What he’s evoking are the roots of his literary imagination, which is itself a response to “the world’s vanishing faith in wonder,” much as the father claims his own exploits to be. And yet, who is this father? How real is he? And what does it mean if he never actually existed, in this form anyway? These questions are delirious, infectious, and as “The Tragedy of Arthur” progresses, we begin to understand that not only are they at the heart of Phillips’ narrative, but so is the confusion (or better yet: derangement) they provoke.

The reason all this works is that Phillips never breaks character, never lets on that the whole book is an elaborate put-on. Slowly, across 256 pages (the length of the introduction; the play itself comes in at a tidy 106), he develops the con, stringing us along with allusions and anecdotes and always, always implicating himself. “Like most good pigeons, I took on most of the work of conning me myself,” he writes after a prison visit in which his father reveals the existence of something, he won’t say what, that he wants to share.

The item in question, it turns out, is “a quarto edition, dated 1597” of the play “The Tragedy of Arthur”: a work unrecorded, unremarked on, never before known to exist.

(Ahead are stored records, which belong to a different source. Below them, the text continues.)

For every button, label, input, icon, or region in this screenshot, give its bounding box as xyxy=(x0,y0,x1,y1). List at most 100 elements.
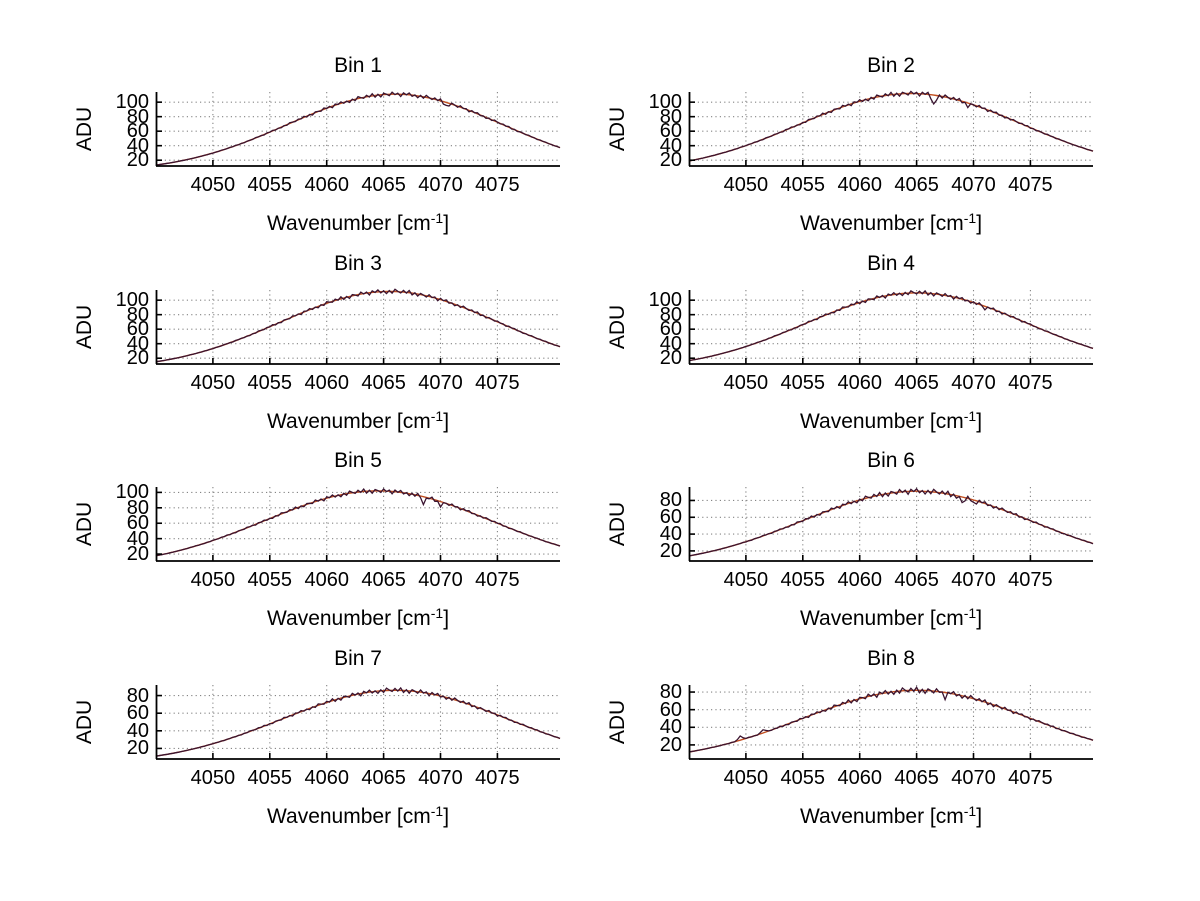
x-tick-label: 4070 xyxy=(951,767,996,789)
y-tick-label: 40 xyxy=(126,134,149,157)
x-axis-label-main: Wavenumber [cm xyxy=(266,805,431,828)
x-tick-label: 4060 xyxy=(304,767,349,789)
data-curve xyxy=(688,289,1094,362)
x-tick-label: 4060 xyxy=(837,767,882,789)
y-tick-label: 80 xyxy=(659,681,682,704)
plot-area xyxy=(155,685,561,760)
x-axis-label-superscript: -1 xyxy=(963,408,977,424)
x-axis-label: Wavenumber [cm-1] xyxy=(156,206,560,236)
subplot-title: Bin 8 xyxy=(867,647,915,670)
fit-curve xyxy=(688,92,1094,162)
fit-curve xyxy=(155,93,561,166)
subplot-title: Bin 5 xyxy=(334,449,382,472)
x-tick-label: 4070 xyxy=(951,372,996,394)
y-tick-label: 100 xyxy=(115,481,149,504)
y-tick-label: 100 xyxy=(115,91,149,114)
x-axis-label-close: ] xyxy=(443,212,450,235)
y-tick-label: 60 xyxy=(659,120,682,143)
plot-area xyxy=(155,487,561,562)
y-tick-label: 100 xyxy=(648,91,682,114)
x-axis-label-main: Wavenumber [cm xyxy=(799,805,964,828)
x-axis-label: Wavenumber [cm-1] xyxy=(689,404,1093,434)
x-tick-label: 4075 xyxy=(475,372,520,394)
x-tick-label: 4075 xyxy=(1008,174,1053,196)
x-tick-label: 4075 xyxy=(1008,569,1053,591)
x-axis-label: Wavenumber [cm-1] xyxy=(689,206,1093,236)
x-tick-label: 4050 xyxy=(723,569,769,591)
x-tick-label: 4065 xyxy=(894,372,939,394)
x-tick-label: 4050 xyxy=(190,767,236,789)
y-tick-label: 40 xyxy=(659,134,682,157)
x-tick-label: 4060 xyxy=(837,174,882,196)
y-tick-label: 20 xyxy=(126,149,149,172)
x-axis-label: Wavenumber [cm-1] xyxy=(156,404,560,434)
subplot-title: Bin 1 xyxy=(334,54,382,77)
x-axis-label-superscript: -1 xyxy=(963,605,977,621)
y-tick-label: 60 xyxy=(126,318,149,341)
x-axis-label-superscript: -1 xyxy=(430,210,444,226)
x-axis-label-main: Wavenumber [cm xyxy=(266,212,431,235)
y-tick-label: 40 xyxy=(659,332,682,355)
x-tick-label: 4050 xyxy=(723,174,769,196)
x-axis-label-main: Wavenumber [cm xyxy=(266,410,431,433)
subplot-bin-8: Bin 8 ADU 80 60 40 20 4050 4055 4060 4065 4070 4075… xyxy=(606,647,1094,828)
data-curve xyxy=(688,686,1094,753)
x-tick-label: 4060 xyxy=(837,569,882,591)
x-tick-label: 4050 xyxy=(723,767,769,789)
x-tick-label: 4050 xyxy=(190,174,236,196)
x-tick-label: 4055 xyxy=(780,767,826,789)
x-axis-label-superscript: -1 xyxy=(430,803,444,819)
subplot-title: Bin 4 xyxy=(867,252,915,275)
x-tick-label: 4065 xyxy=(361,767,406,789)
x-tick-label: 4065 xyxy=(361,569,406,591)
x-axis-label-superscript: -1 xyxy=(963,210,977,226)
y-tick-label: 80 xyxy=(659,303,682,326)
x-axis-label-close: ] xyxy=(976,607,983,630)
y-tick-label: 60 xyxy=(126,120,149,143)
data-curve xyxy=(155,487,561,557)
subplot-title: Bin 7 xyxy=(334,647,382,670)
subplot-title: Bin 2 xyxy=(867,54,915,77)
x-tick-label: 4075 xyxy=(1008,767,1053,789)
data-curve xyxy=(155,686,561,757)
y-tick-label: 80 xyxy=(126,303,149,326)
y-tick-label: 100 xyxy=(115,289,149,312)
subplot-bin-3: Bin 3 ADU 100 80 60 40 20 4050 4055 4060 4065 4070 4… xyxy=(73,252,561,433)
subplot-title: Bin 6 xyxy=(867,449,915,472)
data-curve xyxy=(688,90,1094,162)
x-tick-label: 4060 xyxy=(304,174,349,196)
x-tick-label: 4055 xyxy=(247,767,293,789)
x-axis-label-close: ] xyxy=(976,212,983,235)
y-tick-label: 40 xyxy=(659,523,682,546)
data-curve xyxy=(155,288,561,363)
data-curve xyxy=(155,91,561,166)
y-tick-label: 20 xyxy=(126,737,149,760)
subplot-bin-6: Bin 6 ADU 80 60 40 20 4050 4055 4060 4065 4070 4075… xyxy=(606,449,1094,630)
subplot-bin-4: Bin 4 ADU 100 80 60 40 20 4050 4055 4060 4065 4070 4… xyxy=(606,252,1094,433)
subplot-bin-1: Bin 1 ADU 100 80 60 40 20 4050 4055 4060 4065 4070 4… xyxy=(73,54,561,235)
fit-curve xyxy=(688,689,1094,753)
plot-area xyxy=(688,289,1094,365)
y-tick-label: 20 xyxy=(126,543,149,566)
y-tick-label: 80 xyxy=(659,105,682,128)
plot-area xyxy=(155,288,561,365)
x-tick-label: 4060 xyxy=(837,372,882,394)
x-tick-label: 4050 xyxy=(190,569,236,591)
x-axis-label-close: ] xyxy=(443,607,450,630)
x-axis-label: Wavenumber [cm-1] xyxy=(156,601,560,631)
subplot-bin-5: Bin 5 ADU 100 80 60 40 20 4050 4055 4060 4065 4070 4… xyxy=(73,449,561,630)
plot-area xyxy=(688,685,1094,760)
plot-area xyxy=(688,487,1094,562)
x-axis-label-close: ] xyxy=(976,410,983,433)
y-tick-label: 80 xyxy=(126,105,149,128)
x-axis-label-superscript: -1 xyxy=(430,408,444,424)
x-tick-label: 4050 xyxy=(723,372,769,394)
x-tick-label: 4065 xyxy=(361,174,406,196)
x-axis-label-main: Wavenumber [cm xyxy=(799,607,964,630)
y-tick-label: 40 xyxy=(126,719,149,742)
data-curve xyxy=(688,487,1094,557)
y-tick-label: 60 xyxy=(126,702,149,725)
y-tick-label: 60 xyxy=(126,512,149,535)
y-tick-label: 40 xyxy=(659,716,682,739)
x-tick-label: 4055 xyxy=(247,174,293,196)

To make this credible, Phillips offers a good deal of background, and among the pleasures of “The Tragedy of Arthur” is its crash course in Shakespearean scholarship, the arguments over disputed plays such as “Edward III” or “The Two Noble Kinsmen,” the fate of lost works such as “Cardenio” and “Love’s Labour’s Won.”

All protestations to the contrary — “I have never much liked Shakespeare,” the book begins, “I find the plays more pleasant to read than to watch, but I could do without him, up to and including this unstoppable and unfortunate book” — Phillips clearly has an affinity for the playwright, and the novel works with classic tropes. There’s a dark lady and some conjecture about who wrote the plays; there are romantic complications in which the twins are involved. There are odd coincidences and curiosities; in the novel, as in real life, Phillips and Shakespeare share a birthday, April 23.

Most important, there are questions about heritage and legacy, and who is fit to wear the crown. When, at the end of the play’s first act, young King Arthur declares, “I bear his blood, his wit, his faults, his sin, / Save he did crave a kingdom for his own, / While crown unsought now perches up on me. / This glistering ring was plucked o’ my father’s / corpse,” he is speaking not just for Shakespeare’s reluctant heirs and kings (Prince Hal, Hamlet), but also for the character of Phillips himself.

Advertisement

Eventually, the narrator becomes convinced that the play is just another forgery, but there’s nothing he can do to make it right. This is a metaphor for fate and family, which bind Phillips as tightly as they do Arthur, or any character in Shakespeare’s work. Yet, Phillips suggests, none of that may make a difference if we allow ourselves to be ennobled, rather than diminished, by circumstance. As he reflects of Shakespeare: “(A) We judge him the best. (B) He has survived all this time. But, really, what if it’s the other way around?”

The implication is that he’s just a writer, one who worked out of a combination of necessity and opportunity, not unlike Phillips himself. “He deserves only what you deserve,” Phillips’ twin argues: “To be read and treated like a writer … not to be punished with this religion of his perfection and prophecy.” The same, this deft, delightful novel argues, is true of all of us, in literature as in life.